La famiglia trevigiana aveva già avuto guai d’immagine. Il crollo della fabbrica tessile in Bangladesh nel 2013 e i baby lavoratori turchi nel 1998. I precedenti
IL CROLLO DI RANA PLAZA IN BANGLADESH E LA MEZZA AMMISSIONE
Nell’aprile del 2013 una palazzina di otto piani si ripiegò su se stessa a Dacca, in Bangladesh, causando la morte di quasi 400 operai. L’edificio, noto come Rana Plaza, ospitava circa 3 mila persone e quasi tutte lavoravano in cinque aziende di abbigliamento per l’esportazione. Quelle aziende, che operavano senza rispettare le più semplici regole di sicurezza, lavoravano soprattutto per multinazionali straniere: tra queste Benetton. Il gruppo smentì, ma poi, dopo la pubblicazione di alcune foto delle magliette tra le macerie del palazzo, fu costretto a correre ai ripari. In un tweet Benetton ribadì che nessuna delle aziende coinvolte era un loro fornitore, ma aggiunse anche che «un ordine era stato completato e spedito da uno dei produttori coinvolti, ma prima dell’incidente. Da allora il fornitore è stato rimosso».

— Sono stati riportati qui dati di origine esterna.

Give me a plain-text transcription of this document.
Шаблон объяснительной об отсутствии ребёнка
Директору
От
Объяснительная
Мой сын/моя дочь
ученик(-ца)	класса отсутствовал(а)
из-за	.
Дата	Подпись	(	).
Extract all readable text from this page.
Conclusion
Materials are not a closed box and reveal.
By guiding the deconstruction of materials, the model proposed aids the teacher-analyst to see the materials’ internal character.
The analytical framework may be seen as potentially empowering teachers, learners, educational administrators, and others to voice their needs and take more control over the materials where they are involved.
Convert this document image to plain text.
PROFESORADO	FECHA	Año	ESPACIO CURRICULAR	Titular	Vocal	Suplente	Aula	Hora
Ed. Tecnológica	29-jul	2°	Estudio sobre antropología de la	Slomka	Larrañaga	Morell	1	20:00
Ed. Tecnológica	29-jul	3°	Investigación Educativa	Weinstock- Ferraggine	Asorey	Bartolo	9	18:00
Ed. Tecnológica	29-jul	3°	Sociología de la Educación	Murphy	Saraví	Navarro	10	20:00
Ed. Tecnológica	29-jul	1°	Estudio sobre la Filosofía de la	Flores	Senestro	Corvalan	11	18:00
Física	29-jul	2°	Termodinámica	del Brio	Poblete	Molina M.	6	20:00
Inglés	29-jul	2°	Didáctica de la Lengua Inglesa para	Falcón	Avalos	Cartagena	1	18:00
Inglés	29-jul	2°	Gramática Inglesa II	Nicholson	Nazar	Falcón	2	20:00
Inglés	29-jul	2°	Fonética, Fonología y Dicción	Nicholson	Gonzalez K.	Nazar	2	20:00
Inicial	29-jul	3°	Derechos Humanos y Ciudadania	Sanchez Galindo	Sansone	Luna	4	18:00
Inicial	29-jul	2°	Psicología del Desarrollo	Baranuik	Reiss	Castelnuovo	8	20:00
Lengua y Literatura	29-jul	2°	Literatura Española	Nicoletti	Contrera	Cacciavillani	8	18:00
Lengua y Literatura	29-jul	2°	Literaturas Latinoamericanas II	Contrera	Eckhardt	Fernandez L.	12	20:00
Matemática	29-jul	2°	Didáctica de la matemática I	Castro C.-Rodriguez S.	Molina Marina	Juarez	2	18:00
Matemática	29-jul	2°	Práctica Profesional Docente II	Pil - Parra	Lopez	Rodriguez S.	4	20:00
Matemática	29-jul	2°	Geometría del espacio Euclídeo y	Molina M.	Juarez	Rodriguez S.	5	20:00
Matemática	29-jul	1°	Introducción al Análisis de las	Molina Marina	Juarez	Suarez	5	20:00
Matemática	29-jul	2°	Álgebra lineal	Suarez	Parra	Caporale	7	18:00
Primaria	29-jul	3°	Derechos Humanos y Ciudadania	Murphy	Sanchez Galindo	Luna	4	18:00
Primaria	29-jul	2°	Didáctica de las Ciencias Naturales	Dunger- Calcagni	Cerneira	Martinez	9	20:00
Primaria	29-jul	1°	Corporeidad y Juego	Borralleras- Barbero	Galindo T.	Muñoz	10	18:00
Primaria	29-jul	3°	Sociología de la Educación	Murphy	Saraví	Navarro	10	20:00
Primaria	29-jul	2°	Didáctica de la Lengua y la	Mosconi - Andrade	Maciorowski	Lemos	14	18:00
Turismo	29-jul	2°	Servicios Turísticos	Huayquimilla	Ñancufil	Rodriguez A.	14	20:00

Regarding the tragic accident in Dhaka, Bangladesh, we wish to confirm that none of the companies involved (cont) http://t.co/AlL08R9WuE
— Benetton (@benetton) 29 aprile 2013
I BABY-OPERAI TURCHI E LA CAUSA AL CORRIERE NEL 1998
C’è però un altro caso che ha scosso la comunicazione del gruppo, anche se allora non esistevano i social network e in teoria era più semplice contenere una crisi. Nel 1998 sulle pagine del Corriere della sera venne pubblicata un’inchiesta su alcune fabbriche terziste turche che impiegavano manodopera infantile, aziende che sarebbero state tra i fornitori di Benetton. La rivelazione scatenò violente polemiche e un’eco nazionale e internazionale che causò un danno d’immagine notevole. Subito l’azienda rigettò le accuse e fece causa al quotidiano di via Solferino. Cinque anni dopo il tribunale di Milano condannò il giornalista Riccardo Orizio e il direttore del Corriere della sera Ferruccio De Bortoli per diffamazione aggravata e omesso controllo, colpevoli secondo i giudici di aver affiancato la produzione turca al marchio “made in Italy”.